I thought that over as butterflies invaded my queasy stomach. Even I couldn’t know if the warmth, tingles, and need grew from our time together, his song, or the mere influence of too many drinks. If we put sex back on the table, I’d have been a goner for sure—no more fake dating. I’d lose my frail hold on my feelings thinly veiled by desires in the end. If we made love this time, and he rejected me again, I had no idea how I’d react, how bad it would hurt. Yet, If I rejected him, the consequences had seemed no better.

"Who cares if it is," I said as my hand crept across the quilt length between us.

He placed his hand on mine, sending jolts of need up through my arm to shoot me right in the heart. Had it just been my body, maybe I'd have gone along, let the passion add to my buzz.

"It's getting dangerous, isn't it? Complicated between us?" I admitted.

"I'm afraid it is, and I don't know what to do with that. But, damn if I don't want you in the worst way right now, yet some sane part of me sees more danger in that than the pure animal way we come together."

"I want you, Liam."

"Damn, I want you, too, Kylie, but should we? At what cost tomorrow?"

"Fuck tomorrow."

"But can we?"

The words hung in the room, like a balloon separating us, an impossibly sturdy balloon that had been the last thing that held us apart.

"So, sleeping. Sorry, I screwed us on that one. Charlie could burst in here at any time tomorrow, and it wouldn't be good for him to find one of us on the floor."

"It was probably a risk before this, but a chance we took. I am pretty tired. And really tired of that floor. I'm sure we can make it work, to share the bed as friends, friends who already know what it's like to be together. Just hit me on the head with a hammer, and let's call it a night."

"Okay. I’m wiped, too," and I could see the look in his hooded eyes.
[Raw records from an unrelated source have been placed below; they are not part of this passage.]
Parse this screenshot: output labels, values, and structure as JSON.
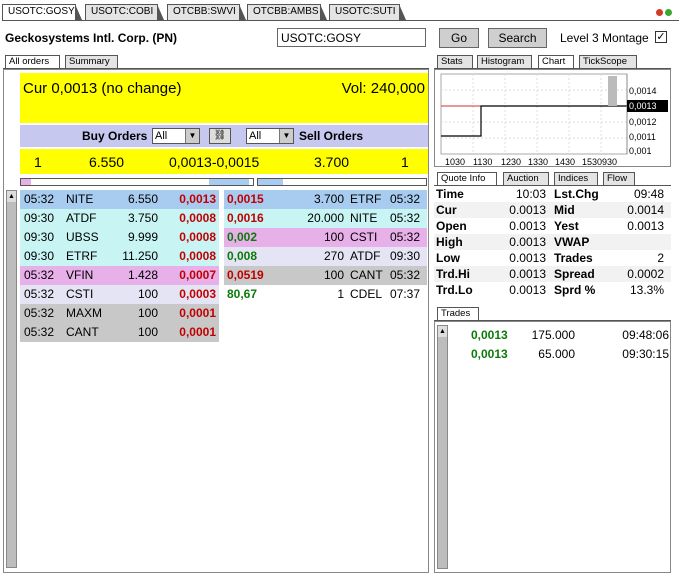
{
  "top_tabs": [
    "USOTC:GOSY",
    "USOTC:COBI",
    "OTCBB:SWVI",
    "OTCBB:AMBS",
    "USOTC:SUTI"
  ],
  "header": {
    "company": "Geckosystems Intl. Corp. (PN)",
    "symbol_value": "USOTC:GOSY",
    "go_label": "Go",
    "search_label": "Search",
    "montage_label": "Level 3 Montage",
    "montage_checked": "✓"
  },
  "left_tabs": [
    "All orders",
    "Summary"
  ],
  "quote_banner": {
    "cur": "Cur 0,0013 (no change)",
    "vol": "Vol: 240,000"
  },
  "orders_bar": {
    "buy_label": "Buy Orders",
    "sell_label": "Sell Orders",
    "buy_filter": "All",
    "sell_filter": "All"
  },
  "summary": {
    "buy_count": "1",
    "buy_size": "6.550",
    "spread": "0,0013-0,0015",
    "sell_size": "3.700",
    "sell_count": "1"
  },
  "buy_orders": [
    {
      "time": "05:32",
      "mm": "NITE",
      "size": "6.550",
      "price": "0,0013",
      "bg": "#a8ccf0"
    },
    {
      "time": "09:30",
      "mm": "ATDF",
      "size": "3.750",
      "price": "0,0008",
      "bg": "#c8f4f4"
    },
    {
      "time": "09:30",
      "mm": "UBSS",
      "size": "9.999",
      "price": "0,0008",
      "bg": "#c8f4f4"
    },
    {
      "time": "09:30",
      "mm": "ETRF",
      "size": "11.250",
      "price": "0,0008",
      "bg": "#c8f4f4"
    },
    {
      "time": "05:32",
      "mm": "VFIN",
      "size": "1.428",
      "price": "0,0007",
      "bg": "#e8b0e8"
    },
    {
      "time": "05:32",
      "mm": "CSTI",
      "size": "100",
      "price": "0,0003",
      "bg": "#e4e4f4"
    },
    {
      "time": "05:32",
      "mm": "MAXM",
      "size": "100",
      "price": "0,0001",
      "bg": "#c8c8c8"
    },
    {
      "time": "05:32",
      "mm": "CANT",
      "size": "100",
      "price": "0,0001",
      "bg": "#c8c8c8"
    }
  ],
  "sell_orders": [
    {
      "price": "0,0015",
      "size": "3.700",
      "mm": "ETRF",
      "time": "05:32",
      "bg": "#a8ccf0",
      "color": "red"
    },
    {
      "price": "0,0016",
      "size": "20.000",
      "mm": "NITE",
      "time": "05:32",
      "bg": "#c8f4f4",
      "color": "red"
    },
    {
      "price": "0,002",
      "size": "100",
      "mm": "CSTI",
      "time": "05:32",
      "bg": "#e8b0e8",
      "color": "green"
    },
    {
      "price": "0,008",
      "size": "270",
      "mm": "ATDF",
      "time": "09:30",
      "bg": "#e4e4f4",
      "color": "green"
    },
    {
      "price": "0,0519",
      "size": "100",
      "mm": "CANT",
      "time": "05:32",
      "bg": "#c8c8c8",
      "color": "red"
    },
    {
      "price": "80,67",
      "size": "1",
      "mm": "CDEL",
      "time": "07:37",
      "bg": "#ffffff",
      "color": "green"
    }
  ],
  "right_tabs_top": [
    "Stats",
    "Histogram",
    "Chart",
    "TickScope"
  ],
  "chart": {
    "y_labels": [
      "0,0014",
      "0,0013",
      "0,0012",
      "0,0011",
      "0,001"
    ],
    "x_labels": [
      "1030",
      "1130",
      "1230",
      "1330",
      "1430",
      "1530930"
    ],
    "highlight_label": "0,0013"
  },
  "right_tabs_mid": [
    "Quote Info",
    "Auction",
    "Indices",
    "Flow"
  ],
  "quote_info": [
    {
      "l1": "Time",
      "v1": "10:03",
      "l2": "Lst.Chg",
      "v2": "09:48"
    },
    {
      "l1": "Cur",
      "v1": "0.0013",
      "l2": "Mid",
      "v2": "0.0014"
    },
    {
      "l1": "Open",
      "v1": "0.0013",
      "l2": "Yest",
      "v2": "0.0013"
    },
    {
      "l1": "High",
      "v1": "0.0013",
      "l2": "VWAP",
      "v2": ""
    },
    {
      "l1": "Low",
      "v1": "0.0013",
      "l2": "Trades",
      "v2": "2"
    },
    {
      "l1": "Trd.Hi",
      "v1": "0.0013",
      "l2": "Spread",
      "v2": "0.0002"
    },
    {
      "l1": "Trd.Lo",
      "v1": "0.0013",
      "l2": "Sprd %",
      "v2": "13.3%"
    }
  ],
  "trades_tab": "Trades",
  "trades": [
    {
      "price": "0,0013",
      "size": "175.000",
      "time": "09:48:06"
    },
    {
      "price": "0,0013",
      "size": "65.000",
      "time": "09:30:15"
    }
  ],
  "colors": {
    "yellow": "#ffff00",
    "lavender": "#c6c8ef",
    "red": "#c00000",
    "green": "#0b7a0b"
  }
}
It had been the truth. "Though not sure I will get a wink of sleep."

And so, like every night, I went into the bathroom to change and wash my face while Liam changed in the bedroom. By the time I hit the bed, he'd taken to a side, on his back, body straight, hands gripping the covers he had up to his neck.

"You look miserable rock star," I quipped as I sat on my side, sliding in under the covers and ignoring the way my insides heated to be so close to him.

"Too tired to care," he said whispering. "But I want to thank you for tonight, for this week, for everything."

"You're welcome," I said to his falling asleep form.

I remembered the way his hands, a little roughened from his work here, had felt on my skin in the barn, in the car. Heat pooled between my legs, made my stomach clench. My fingers moved under the mound of blankets to touch his warm, smooth skin as it stretched taut over muscle. I'd already memorized every hill and valley of his body as I'd watched him dress after the first time. No picture on the internet did him justice to how the man looked, after sex, naked in a barn. Oh, people would pay big bucks for what I had in my head.

As a last act of insanity, as his breaths deepened, I rolled over, pressed my body against his, and waited. He sighed, murmured something unintelligible, and went back to his breathing. So I got cozy, stole a night to cuddle because I needed it, deserved it, and had set myself up on a reckless course of muddying the waters after that damn song. I’ll blame the alcohol later, I told myself as something in me realized in bed, this way, we fit together too well.